Fernando Ardenghi (Argentina, Buenos Aires)
Personality Based Recommender Systems are the next generation of recommender systems because they perform far better than Behavioural ones (past actions and pattern of personal preferences) That is the only way to improve recommender systems, to include the personality traits of their users. They need to calculate personality similarity between users but there are different formulas to calculate similarity. In case you did not notice, recommender systems are morphing to compatibility matching engines, as the same used in the Online Dating Industry for years, with low success rates until now because they mostly use the Big Five model (OCEAN) to assess personality and the Pearson correlation coefficient to calculate similarity. Please remember: Personality traits are highly stable in persons over 25 years old to 45 years old.
Eater (UWS)
Considering there is no true scientific efficacy for personality inventories, I suggest you may not be right. Social science isn't a true science anyway and same for psychology. The results will be a simple variation on the theme of imprecision and lack of actual predictability of behavior.

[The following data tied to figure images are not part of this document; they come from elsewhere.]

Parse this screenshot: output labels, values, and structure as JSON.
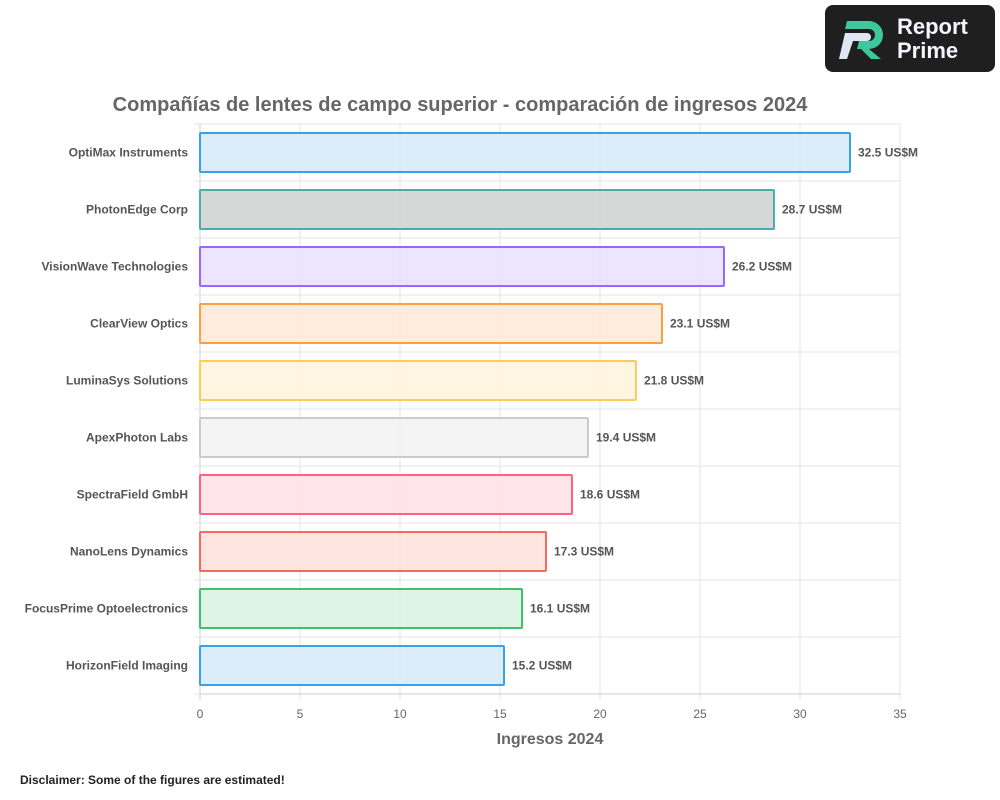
{
  "logo": {
    "line1": "Report",
    "line2": "Prime"
  },
  "disclaimer": "Disclaimer: Some of the figures are estimated!",
  "chart_data": {
    "type": "bar",
    "orientation": "horizontal",
    "title": "Compañías de lentes de campo superior - comparación de ingresos 2024",
    "xlabel": "Ingresos 2024",
    "ylabel": "",
    "xlim": [
      0,
      35
    ],
    "xticks": [
      0,
      5,
      10,
      15,
      20,
      25,
      30,
      35
    ],
    "grid": true,
    "value_suffix": " US$M",
    "categories": [
      "OptiMax Instruments",
      "PhotonEdge Corp",
      "VisionWave Technologies",
      "ClearView Optics",
      "LuminaSys Solutions",
      "ApexPhoton Labs",
      "SpectraField GmbH",
      "NanoLens Dynamics",
      "FocusPrime Optoelectronics",
      "HorizonField Imaging"
    ],
    "values": [
      32.5,
      28.7,
      26.2,
      23.1,
      21.8,
      19.4,
      18.6,
      17.3,
      16.1,
      15.2
    ],
    "data_labels": [
      "32.5 US$M",
      "28.7 US$M",
      "26.2 US$M",
      "23.1 US$M",
      "21.8 US$M",
      "19.4 US$M",
      "18.6 US$M",
      "17.3 US$M",
      "16.1 US$M",
      "15.2 US$M"
    ],
    "border_colors": [
      "#36a2eb",
      "#4bacac",
      "#9966ff",
      "#ff9f40",
      "#ffcd56",
      "#c9cbcf",
      "#ff6384",
      "#f56a5a",
      "#3cc26e",
      "#36a2eb"
    ],
    "fill_colors": [
      "#d6eaf8",
      "#cfd0d0",
      "#e8e0ff",
      "#ffe9d6",
      "#fff3dc",
      "#f2f2f2",
      "#ffe0e6",
      "#ffe1dd",
      "#d8f3e2",
      "#d6eaf8"
    ]
  }
}
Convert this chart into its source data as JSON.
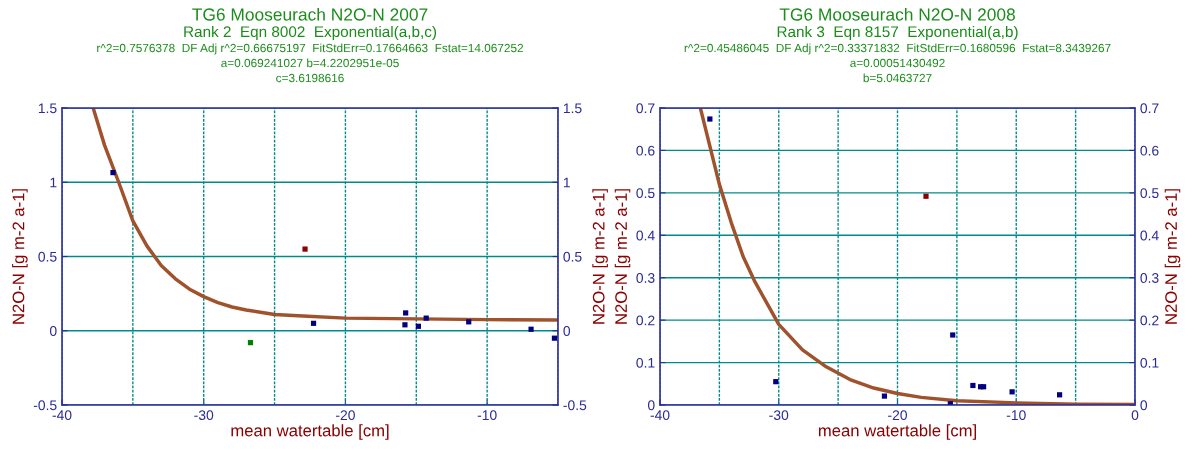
{
  "chart_data": [
    {
      "type": "scatter",
      "title": "TG6 Mooseurach N2O-N 2007",
      "subtitle": "Rank 2  Eqn 8002  Exponential(a,b,c)",
      "annotations": [
        "r^2=0.7576378  DF Adj r^2=0.66675197  FitStdErr=0.17664663  Fstat=14.067252",
        "a=0.069241027 b=4.2202951e-05",
        "c=3.6198616"
      ],
      "xlabel": "mean watertable [cm]",
      "ylabel": "N2O-N [g m-2 a-1]",
      "y2label": "N2O-N [g m-2 a-1]",
      "xlim": [
        -40,
        -5
      ],
      "xticks": [
        -40,
        -30,
        -20,
        -10
      ],
      "ylim": [
        -0.5,
        1.5
      ],
      "yticks": [
        -0.5,
        0,
        0.5,
        1,
        1.5
      ],
      "y2lim": [
        -0.5,
        1.5
      ],
      "y2ticks": [
        -0.5,
        0,
        0.5,
        1,
        1.5
      ],
      "grid": true,
      "series": [
        {
          "marker": "square",
          "x": [
            -36.4,
            -22.85,
            -26.7,
            -22.25,
            -15.75,
            -15.8,
            -14.85,
            -14.3,
            -11.3,
            -6.9,
            -5.25
          ],
          "values": [
            1.065,
            0.55,
            -0.08,
            0.05,
            0.12,
            0.04,
            0.03,
            0.085,
            0.06,
            0.01,
            -0.05
          ],
          "colors": [
            "#000080",
            "#8b0000",
            "#008000",
            "#000080",
            "#000080",
            "#000080",
            "#000080",
            "#000080",
            "#000080",
            "#000080",
            "#000080"
          ]
        },
        {
          "type": "line",
          "color": "#a0522d",
          "x": [
            -37.8,
            -37,
            -36,
            -35,
            -34,
            -33,
            -32,
            -31,
            -30,
            -29,
            -28,
            -27,
            -26,
            -25,
            -23,
            -20,
            -15,
            -10,
            -5
          ],
          "values": [
            1.5,
            1.25,
            1.0,
            0.74,
            0.57,
            0.44,
            0.35,
            0.28,
            0.23,
            0.19,
            0.16,
            0.14,
            0.125,
            0.11,
            0.1,
            0.085,
            0.08,
            0.075,
            0.072
          ]
        }
      ]
    },
    {
      "type": "scatter",
      "title": "TG6 Mooseurach N2O-N 2008",
      "subtitle": "Rank 3  Eqn 8157  Exponential(a,b)",
      "annotations": [
        "r^2=0.45486045  DF Adj r^2=0.33371832  FitStdErr=0.1680596  Fstat=8.3439267",
        "a=0.00051430492",
        "b=5.0463727"
      ],
      "xlabel": "mean watertable [cm]",
      "ylabel": "N2O-N [g m-2 a-1]",
      "y2label": "N2O-N [g m-2 a-1]",
      "xlim": [
        -40,
        0
      ],
      "xticks": [
        -40,
        -30,
        -20,
        -10,
        0
      ],
      "ylim": [
        0,
        0.7
      ],
      "yticks": [
        0,
        0.1,
        0.2,
        0.3,
        0.4,
        0.5,
        0.6,
        0.7
      ],
      "y2lim": [
        0,
        0.7
      ],
      "y2ticks": [
        0,
        0.1,
        0.2,
        0.3,
        0.4,
        0.5,
        0.6,
        0.7
      ],
      "grid": true,
      "series": [
        {
          "marker": "square",
          "x": [
            -35.8,
            -30.25,
            -21.1,
            -17.6,
            -15.55,
            -15.35,
            -13.65,
            -13.0,
            -12.75,
            -10.35,
            -6.35
          ],
          "values": [
            0.674,
            0.055,
            0.021,
            0.492,
            0.003,
            0.165,
            0.046,
            0.043,
            0.043,
            0.031,
            0.024
          ],
          "colors": [
            "#000080",
            "#000080",
            "#000080",
            "#8b0000",
            "#000080",
            "#000080",
            "#000080",
            "#000080",
            "#000080",
            "#000080",
            "#000080"
          ]
        },
        {
          "type": "line",
          "color": "#a0522d",
          "x": [
            -36.6,
            -35,
            -34,
            -33,
            -32,
            -31,
            -30,
            -28,
            -26,
            -24,
            -22,
            -20,
            -18,
            -15,
            -10,
            -5,
            0
          ],
          "values": [
            0.7,
            0.52,
            0.43,
            0.35,
            0.29,
            0.24,
            0.19,
            0.13,
            0.09,
            0.06,
            0.04,
            0.027,
            0.018,
            0.01,
            0.005,
            0.002,
            0.001
          ]
        }
      ]
    }
  ]
}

OSS Architect (Palo Alto, CA)
Most companies developing algorithms from big data, use k-means clustering. The pearson correlation coefficient is one (euclidian) measure you can use to build your centroids, but it's not the only one, and it's certainly not the best. You need to decide how many clusters your data probably has. You basically guess at that. Yes k-means provides a method to mechanically identify candidate clusters, but you can "over-fit" the data. The more clusters you have, the more variance they account for; not all clusters may have variance that is normally distributed, and you could have small, significant, but undetectable sub-populations that adversely affect your model. Then there are people like me that frequently look at corporate jet sites, and the sellers of $50,000 watches. I get great ads to look at, but my one man dis-information campaign is costing some people serious money. If we all acted like this, on-line, the value of these algorithms would plummet.
tarchin (Carmel Valley, CA)
You're really on a roll! I think there are a number of social scientists who might find this jejune negativity interesting. Psychologists are having a field day.